A new, deadly H5N8 strain of avian influenza penetrated the biosecurity defenses of a National Institute of Animal Science (NIAS) campus, prompting authorities to cull all of the facility's 11,000 hens and 5000 ducks.
The devastating loss could set back poultry experiments at the NIAS lab for 2 years. "It will likely to take up to 95 weeks to fully rebuild [the flocks] and resume normal research," says Kim Sung-Il, head of the contingency team at the Rural Development Administration, which oversees NIAS. Kim adds that the institute, which studies breed improvement and animal husbandry techniques, will reconstitute its flocks from birds kept at other facilities.
A wild goose that died of the virus was found 10 kilometers from NIAS's Suwon campus, near Seoul, on 1 February. The entire NIAS staff went to work disinfecting and shoeing away wild birds at the three centers that keep poultry. Despite those efforts, 30 ducks were found dead on 2 March at the Cheonan campus, 85 kilometers south of Seoul. The next day, authorities confirmed the cause of death as H5N8 avian influenza. NIAS immediately initiated culling, which was completed on 4 March.

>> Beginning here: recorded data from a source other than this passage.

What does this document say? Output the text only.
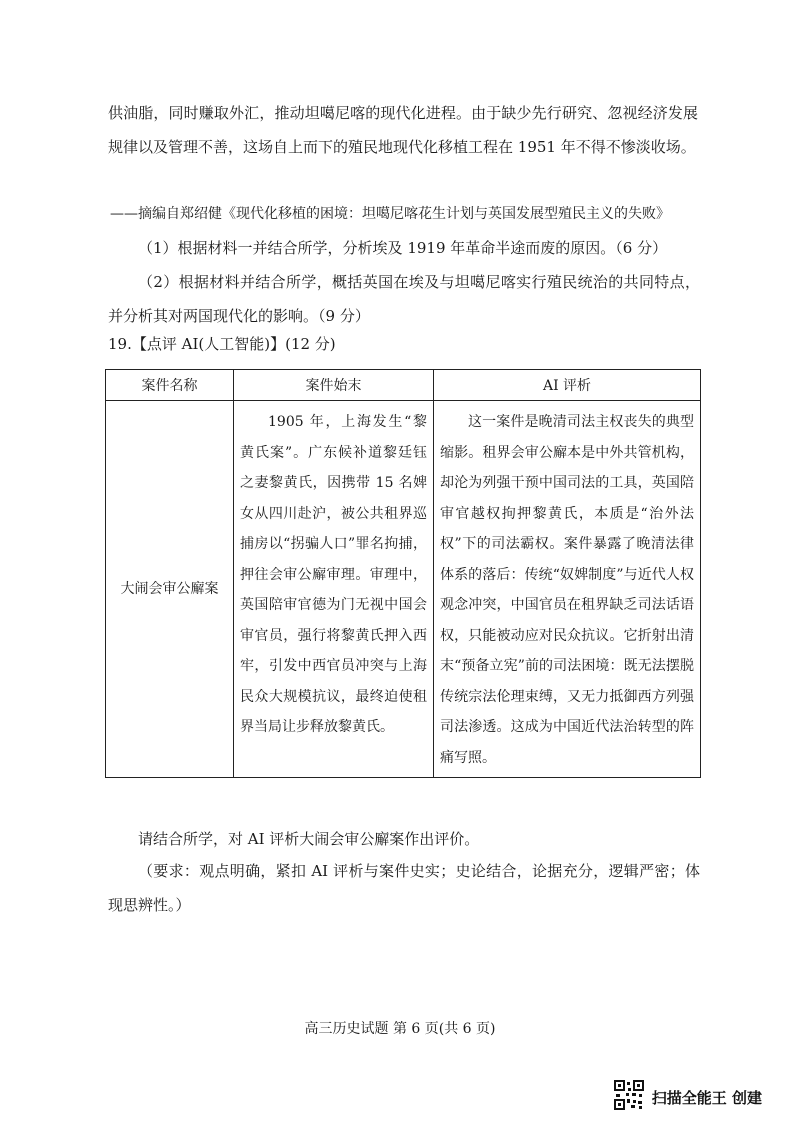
供油脂，同时赚取外汇，推动坦噶尼喀的现代化进程。由于缺少先行研究、忽视经济发展规律以及管理不善，这场自上而下的殖民地现代化移植工程在 1951 年不得不惨淡收场。

——摘编自郑绍健《现代化移植的困境：坦噶尼喀花生计划与英国发展型殖民主义的失败》

（1）根据材料一并结合所学，分析埃及 1919 年革命半途而废的原因。（6 分）

（2）根据材料并结合所学，概括英国在埃及与坦噶尼喀实行殖民统治的共同特点，并分析其对两国现代化的影响。（9 分）

19.【点评 AI(人工智能)】(12 分)
案件名称	案件始末	AI 评析
大闹会审公廨案	1905 年，上海发生“黎黄氏案”。广东候补道黎廷钰之妻黎黄氏，因携带 15 名婢女从四川赴沪，被公共租界巡捕房以“拐骗人口”罪名拘捕，押往会审公廨审理。审理中，英国陪审官德为门无视中国会审官员，强行将黎黄氏押入西牢，引发中西官员冲突与上海民众大规模抗议，最终迫使租界当局让步释放黎黄氏。	这一案件是晚清司法主权丧失的典型缩影。租界会审公廨本是中外共管机构，却沦为列强干预中国司法的工具，英国陪审官越权拘押黎黄氏，本质是“治外法权”下的司法霸权。案件暴露了晚清法律体系的落后：传统“奴婢制度”与近代人权观念冲突，中国官员在租界缺乏司法话语权，只能被动应对民众抗议。它折射出清末“预备立宪”前的司法困境：既无法摆脱传统宗法伦理束缚，又无力抵御西方列强司法渗透。这成为中国近代法治转型的阵痛写照。

请结合所学，对 AI 评析大闹会审公廨案作出评价。

（要求：观点明确，紧扣 AI 评析与案件史实；史论结合，论据充分，逻辑严密；体现思辨性。）

高三历史试题 第 6 页(共 6 页)
扫描全能王 创建
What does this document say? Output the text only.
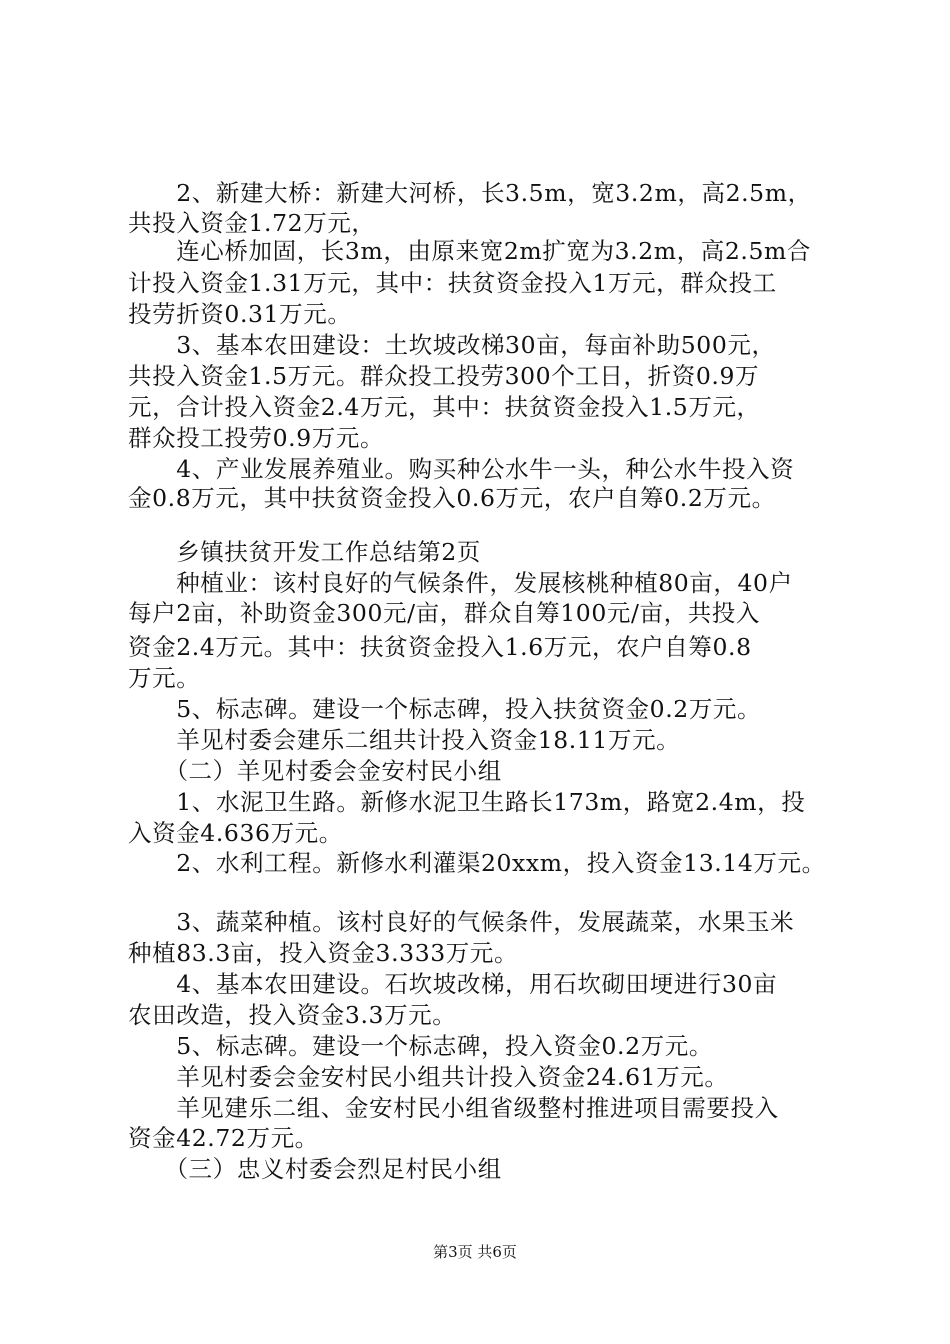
　　2、新建大桥：新建大河桥，长3.5m，宽3.2m，高2.5m，
共投入资金1.72万元，
　　连心桥加固，长3m，由原来宽2m扩宽为3.2m，高2.5m合
计投入资金1.31万元，其中：扶贫资金投入1万元，群众投工
投劳折资0.31万元。
　　3、基本农田建设：土坎坡改梯30亩，每亩补助500元，
共投入资金1.5万元。群众投工投劳300个工日，折资0.9万
元，合计投入资金2.4万元，其中：扶贫资金投入1.5万元，
群众投工投劳0.9万元。
　　4、产业发展养殖业。购买种公水牛一头，种公水牛投入资
金0.8万元，其中扶贫资金投入0.6万元，农户自筹0.2万元。
　　乡镇扶贫开发工作总结第2页
　　种植业：该村良好的气候条件，发展核桃种植80亩，40户
每户2亩，补助资金300元/亩，群众自筹100元/亩，共投入
资金2.4万元。其中：扶贫资金投入1.6万元，农户自筹0.8
万元。
　　5、标志碑。建设一个标志碑，投入扶贫资金0.2万元。
　　羊见村委会建乐二组共计投入资金18.11万元。
　　（二）羊见村委会金安村民小组
　　1、水泥卫生路。新修水泥卫生路长173m，路宽2.4m，投
入资金4.636万元。
　　2、水利工程。新修水利灌渠20xxm，投入资金13.14万元。
　　3、蔬菜种植。该村良好的气候条件，发展蔬菜，水果玉米
种植83.3亩，投入资金3.333万元。
　　4、基本农田建设。石坎坡改梯，用石坎砌田埂进行30亩
农田改造，投入资金3.3万元。
　　5、标志碑。建设一个标志碑，投入资金0.2万元。
　　羊见村委会金安村民小组共计投入资金24.61万元。
　　羊见建乐二组、金安村民小组省级整村推进项目需要投入
资金42.72万元。
　　（三）忠义村委会烈足村民小组
第3页 共6页
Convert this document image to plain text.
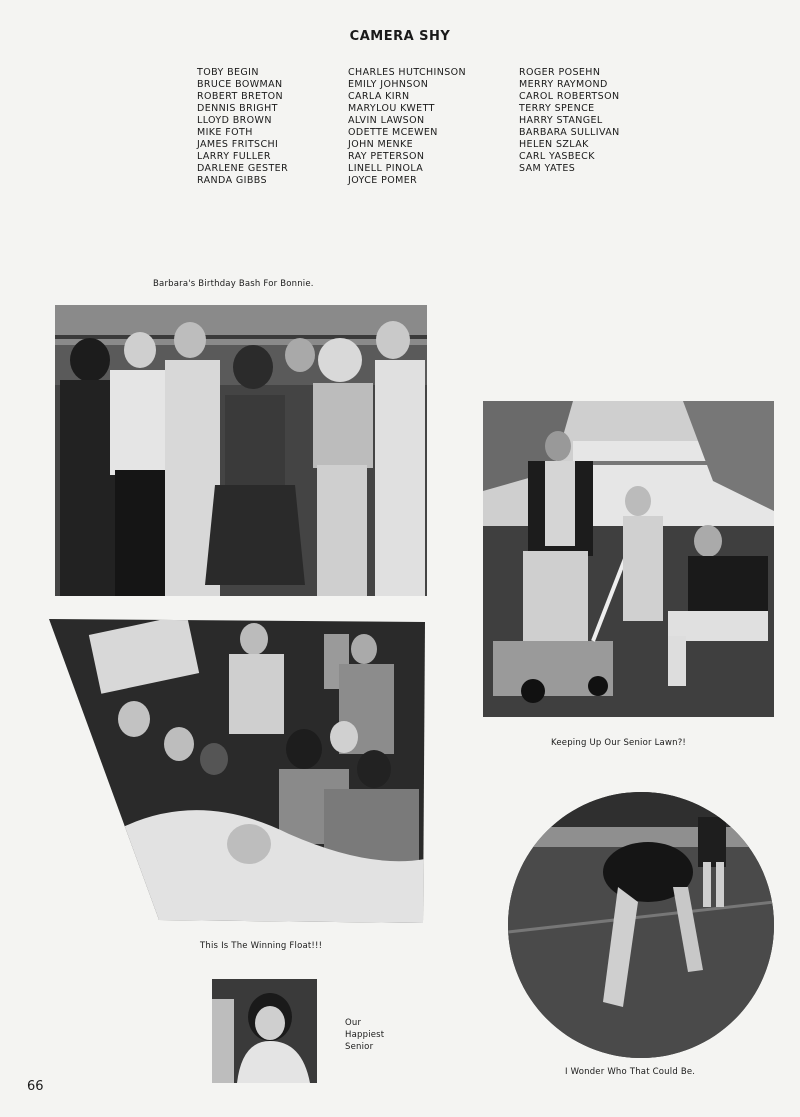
CAMERA SHY
TOBY BEGIN
BRUCE BOWMAN
ROBERT BRETON
DENNIS BRIGHT
LLOYD BROWN
MIKE FOTH
JAMES FRITSCHI
LARRY FULLER
DARLENE GESTER
RANDA GIBBS
CHARLES HUTCHINSON
EMILY JOHNSON
CARLA KIRN
MARYLOU KWETT
ALVIN LAWSON
ODETTE MCEWEN
JOHN MENKE
RAY PETERSON
LINELL PINOLA
JOYCE POMER
ROGER POSEHN
MERRY RAYMOND
CAROL ROBERTSON
TERRY SPENCE
HARRY STANGEL
BARBARA SULLIVAN
HELEN SZLAK
CARL YASBECK
SAM YATES
Barbara's Birthday Bash For Bonnie.
Keeping Up Our Senior Lawn?!
This Is The Winning Float!!!
Our
Happiest
Senior
I Wonder Who That Could Be.
66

The incident highlights the difficulty of protecting poultry farms from circulating avian influenza viruses. “We are taking this situation very seriously," said Lee Jun-Won, deputy agriculture minister, at a press conference yesterday in Seoul. He noted that NIAS has the country’s most secure facilities and most vigilant staff. Lee said they were looking at three possible routes the virus could have taken onto campus: wild birds, NIAS vehicles, and supply deliveries. "We will determine the reason for the infection, and we are going to hold those responsible accountable," he said.
The culprit H5N8 strain had never before been seen in such a deadly form when it surfaced on farms in central South Korea on 17 January. Despite control efforts that have included culling millions of chickens and ducks, the virus has spread virtually nationwide and outbreaks are still being reported. It has also killed hundreds of Baikal teal and other migratory birds. There have been no reports of human infections.
*Clarification, 6 March, 8:25 a.m.: The text was revised to clarify that the H5N8 outbreak occurred on the Cheonan campus.